Aconite


Well folks, sorry it has taken me so long to post again. The Chinese New Year (Spring Festival) has been a very busy time and we are on a one week holiday here in Beijing bringing in the Year of the Ox. So, Happy Niu (牛) Year (“niu” is the pinyin for ox or cow in Chinese and it is pronounced, more or less, like “new”).
I have been thinking a lot about external preparations lately as I have been asked to do some formulation for a small company in S. California, The Herban Pharmer (www.herbanpharmer.com), and they have asked that I focus on external preparations to start because that is their focus at this point. An herb that is a component of many of the preparations the company already produces is aconite and it is a component of one of the preparations that will be coming out under my name will include aconite.

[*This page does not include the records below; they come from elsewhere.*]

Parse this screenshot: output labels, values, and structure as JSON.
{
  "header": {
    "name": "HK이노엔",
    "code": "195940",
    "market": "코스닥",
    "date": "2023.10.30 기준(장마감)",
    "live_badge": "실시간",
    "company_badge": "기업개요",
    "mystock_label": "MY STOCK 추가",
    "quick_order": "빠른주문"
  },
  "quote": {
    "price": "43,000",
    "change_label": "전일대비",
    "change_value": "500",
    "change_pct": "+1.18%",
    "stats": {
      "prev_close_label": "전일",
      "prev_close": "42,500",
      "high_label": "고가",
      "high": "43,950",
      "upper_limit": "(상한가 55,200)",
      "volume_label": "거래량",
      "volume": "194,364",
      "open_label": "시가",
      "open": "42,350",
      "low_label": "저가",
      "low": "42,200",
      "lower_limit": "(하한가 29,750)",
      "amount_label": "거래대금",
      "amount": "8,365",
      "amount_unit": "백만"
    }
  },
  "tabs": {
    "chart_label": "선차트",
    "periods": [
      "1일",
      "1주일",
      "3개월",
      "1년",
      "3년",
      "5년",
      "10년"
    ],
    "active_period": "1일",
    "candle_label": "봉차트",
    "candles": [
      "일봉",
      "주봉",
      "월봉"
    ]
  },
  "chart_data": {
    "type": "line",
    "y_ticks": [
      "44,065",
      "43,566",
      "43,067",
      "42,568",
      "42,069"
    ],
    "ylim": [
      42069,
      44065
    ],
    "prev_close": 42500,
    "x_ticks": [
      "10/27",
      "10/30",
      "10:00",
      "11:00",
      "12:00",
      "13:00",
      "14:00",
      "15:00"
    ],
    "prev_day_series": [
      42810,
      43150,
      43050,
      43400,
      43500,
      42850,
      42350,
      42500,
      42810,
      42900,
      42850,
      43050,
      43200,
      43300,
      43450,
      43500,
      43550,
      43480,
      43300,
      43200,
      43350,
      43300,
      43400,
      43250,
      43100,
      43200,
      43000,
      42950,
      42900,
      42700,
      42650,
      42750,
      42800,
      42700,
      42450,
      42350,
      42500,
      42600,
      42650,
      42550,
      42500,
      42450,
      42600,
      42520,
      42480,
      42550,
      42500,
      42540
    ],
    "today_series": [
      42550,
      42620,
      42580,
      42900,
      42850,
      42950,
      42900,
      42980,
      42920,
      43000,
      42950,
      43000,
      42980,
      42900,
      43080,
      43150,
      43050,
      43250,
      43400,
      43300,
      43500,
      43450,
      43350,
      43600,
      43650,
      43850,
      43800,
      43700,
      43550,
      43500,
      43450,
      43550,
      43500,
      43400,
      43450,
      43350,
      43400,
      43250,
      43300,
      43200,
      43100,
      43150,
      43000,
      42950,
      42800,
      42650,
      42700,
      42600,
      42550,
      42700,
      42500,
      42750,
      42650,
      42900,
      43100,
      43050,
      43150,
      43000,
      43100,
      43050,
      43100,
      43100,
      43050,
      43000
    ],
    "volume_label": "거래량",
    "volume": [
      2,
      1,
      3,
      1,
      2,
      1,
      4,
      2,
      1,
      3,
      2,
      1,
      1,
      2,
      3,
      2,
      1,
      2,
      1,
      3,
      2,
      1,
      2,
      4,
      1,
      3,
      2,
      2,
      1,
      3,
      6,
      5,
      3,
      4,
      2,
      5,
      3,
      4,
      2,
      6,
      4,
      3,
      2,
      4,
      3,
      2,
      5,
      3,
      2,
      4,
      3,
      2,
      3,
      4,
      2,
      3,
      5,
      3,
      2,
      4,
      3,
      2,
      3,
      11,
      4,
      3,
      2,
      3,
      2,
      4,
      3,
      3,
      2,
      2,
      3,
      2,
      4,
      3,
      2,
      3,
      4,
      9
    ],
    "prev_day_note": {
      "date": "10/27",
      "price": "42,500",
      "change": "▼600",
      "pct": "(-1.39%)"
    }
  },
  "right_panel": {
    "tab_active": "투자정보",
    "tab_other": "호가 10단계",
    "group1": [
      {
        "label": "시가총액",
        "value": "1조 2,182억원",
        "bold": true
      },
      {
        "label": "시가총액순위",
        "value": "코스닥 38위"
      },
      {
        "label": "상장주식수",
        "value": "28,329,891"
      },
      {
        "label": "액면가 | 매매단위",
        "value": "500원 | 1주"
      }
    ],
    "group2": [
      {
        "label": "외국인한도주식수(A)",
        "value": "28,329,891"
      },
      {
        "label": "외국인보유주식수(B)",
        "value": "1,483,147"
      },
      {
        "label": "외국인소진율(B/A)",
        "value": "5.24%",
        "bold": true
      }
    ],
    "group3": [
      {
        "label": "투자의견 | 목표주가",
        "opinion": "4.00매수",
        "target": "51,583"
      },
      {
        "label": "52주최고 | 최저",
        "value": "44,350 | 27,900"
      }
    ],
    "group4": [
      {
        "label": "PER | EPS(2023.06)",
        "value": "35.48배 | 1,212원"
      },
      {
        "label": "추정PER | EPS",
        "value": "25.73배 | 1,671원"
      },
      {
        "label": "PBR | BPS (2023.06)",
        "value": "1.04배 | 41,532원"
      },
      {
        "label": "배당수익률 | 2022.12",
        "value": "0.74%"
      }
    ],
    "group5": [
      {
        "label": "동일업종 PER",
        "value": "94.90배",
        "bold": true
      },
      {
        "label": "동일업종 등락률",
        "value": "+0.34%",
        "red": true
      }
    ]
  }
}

Aconite is a member of the Ranunculaceae family, a large and ancient family of plants that include other well known herbs such as Black Cohosh and Golden Seal.
Aconite is a strong medicine and should only be used by trained professionals. Although it is very good at what is does, it can be toxic if overdoes occurs, being known to slow the central nervous system and affecting the vagus nerve, leading to slowed breathing and decrease in blood pressure, eventually it could cause complete stoppage of these vital systems.
Fortunately, when used correctly, it is both safe and extremely effective. One of its strongest therapeutic actions is to reduce pain associated with inflamed nerves, and was used to reduce extremely high fevers. This is the Western herbal usage, which differs a great deal from the Chinese herbal usage. In Chinese medicine, it is also used for pain, but the pain is caused by cold and dampness.
The differences in the two traditions may be due to the way Aconite is prepared in Chinese medicine. In Chinese medicine the root is treated using (generally) one of three different techniques to reduce its toxicity. This allows for relatively large doses to be used internally. While in Western herbal medicine, small doses of the tincture are used, and most herbalists use only the herbaceous portion of the plant as it not quite as strong and this makes it safer clinically.
All this aside, the use of this medicinal externally is quite safe and extremely effective for all sorts of pain. In Chinese medicine it is found in many external liniments for pain due to trauma and wind-cold-damp conditions (think arthritis that is worse when the weather is cold and/or damp). In Western herbal medicine it is used externally for various types of nerve pain and is quite good when applied to shingles.
Please remember this herb should only be used by trained professionals. This post is not meant at a training for those who might have a passing interest in herbal medicine, it is only meant to be informative.